Question

A cube is to be cut into 8 pieces of equal size and shape. Here, each cut should be straight and it should not stop till it reaches the other end of the cube. The minimum number of such cuts required is

• A. 3
• B. 4
• C. 7
• D. 8

Hint:

Remember: To divide a cube into \( n^3 \) smaller cubes, you need \( n-1 \) cuts along each of the 3 axes. For 8 pieces, \( n = 2 \), so only 3 cuts are required.

Answer 1

The Correct Option is A

To solve this problem, we need to determine the minimum number of straight cuts required to divide a cube into 8 smaller cubes of equal size.

1. Understand the Initial Condition: We start with a single cube.
2. Creating the First Cut:
   • Make the first straight cut parallel to one of the faces of the cube. This cut divides the cube into 2 equal parts.
3. Creating the Second Cut:
   • Make the second cut perpendicular to the first one and parallel to another face of the cube, cutting through the previous two halves. This results in the formation of 4 equal smaller cubes.
4. Creating the Third Cut:
   • Finally, make the third cut perpendicular to the other two cuts and parallel to the remaining uncut face. This divides the 4 smaller cubes into 8 equal parts.

By examining each cut direction, we make sure effectively to divide all parts of the cube uniformly. This ensures an equal division of the initial cube into smaller ones.
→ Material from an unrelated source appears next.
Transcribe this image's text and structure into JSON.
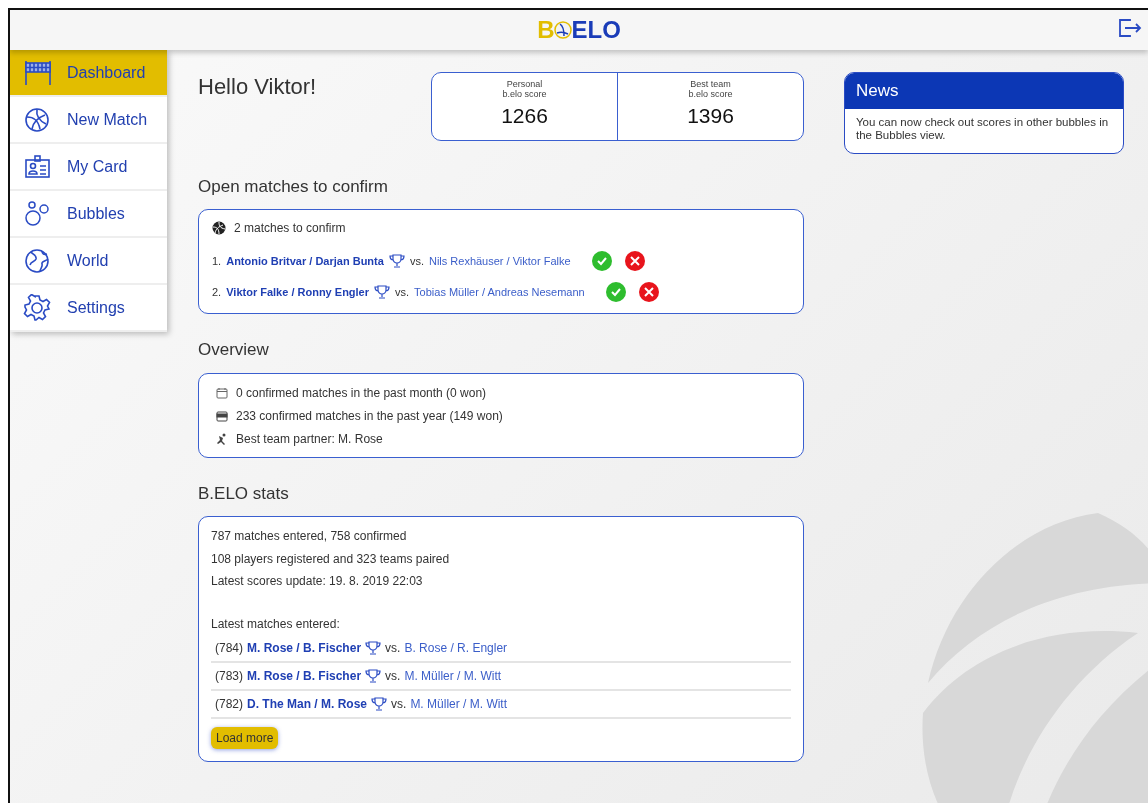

Thus, the minimum number of cuts required to achieve 8 equal smaller cubes from a single cube is 3. This corresponds with the given correct answer option:

• 3

Therefore, the correct answer is 3.

Answer 2

Step 1: Understanding the problem.
We need to divide a cube into 8 smaller cubes, each of equal size and shape. A cube has 6 faces, 12 edges, and 8 vertices. We are to perform straight cuts that go from one end of the cube to the other, ensuring that each cut divides the cube into equal pieces.
Step 2: Dividing the cube using 3 cuts.
To divide the cube into 8 smaller cubes, consider the following approach:
- The first cut should divide the cube in half, cutting through the center along one axis. This gives 2 equal pieces.
- The second cut should divide each of the two pieces in half along a different axis. This results in 4 pieces.
- The third cut should divide each of the 4 pieces in half along the third axis, resulting in 8 smaller cubes.
Thus, 3 straight cuts are sufficient to divide the cube into 8 smaller cubes, each of equal size and shape.
Step 3: Conclusion.
The minimum number of cuts required to divide a cube into 8 equal pieces is 3. Therefore, the correct answer is \( \boxed{3} \).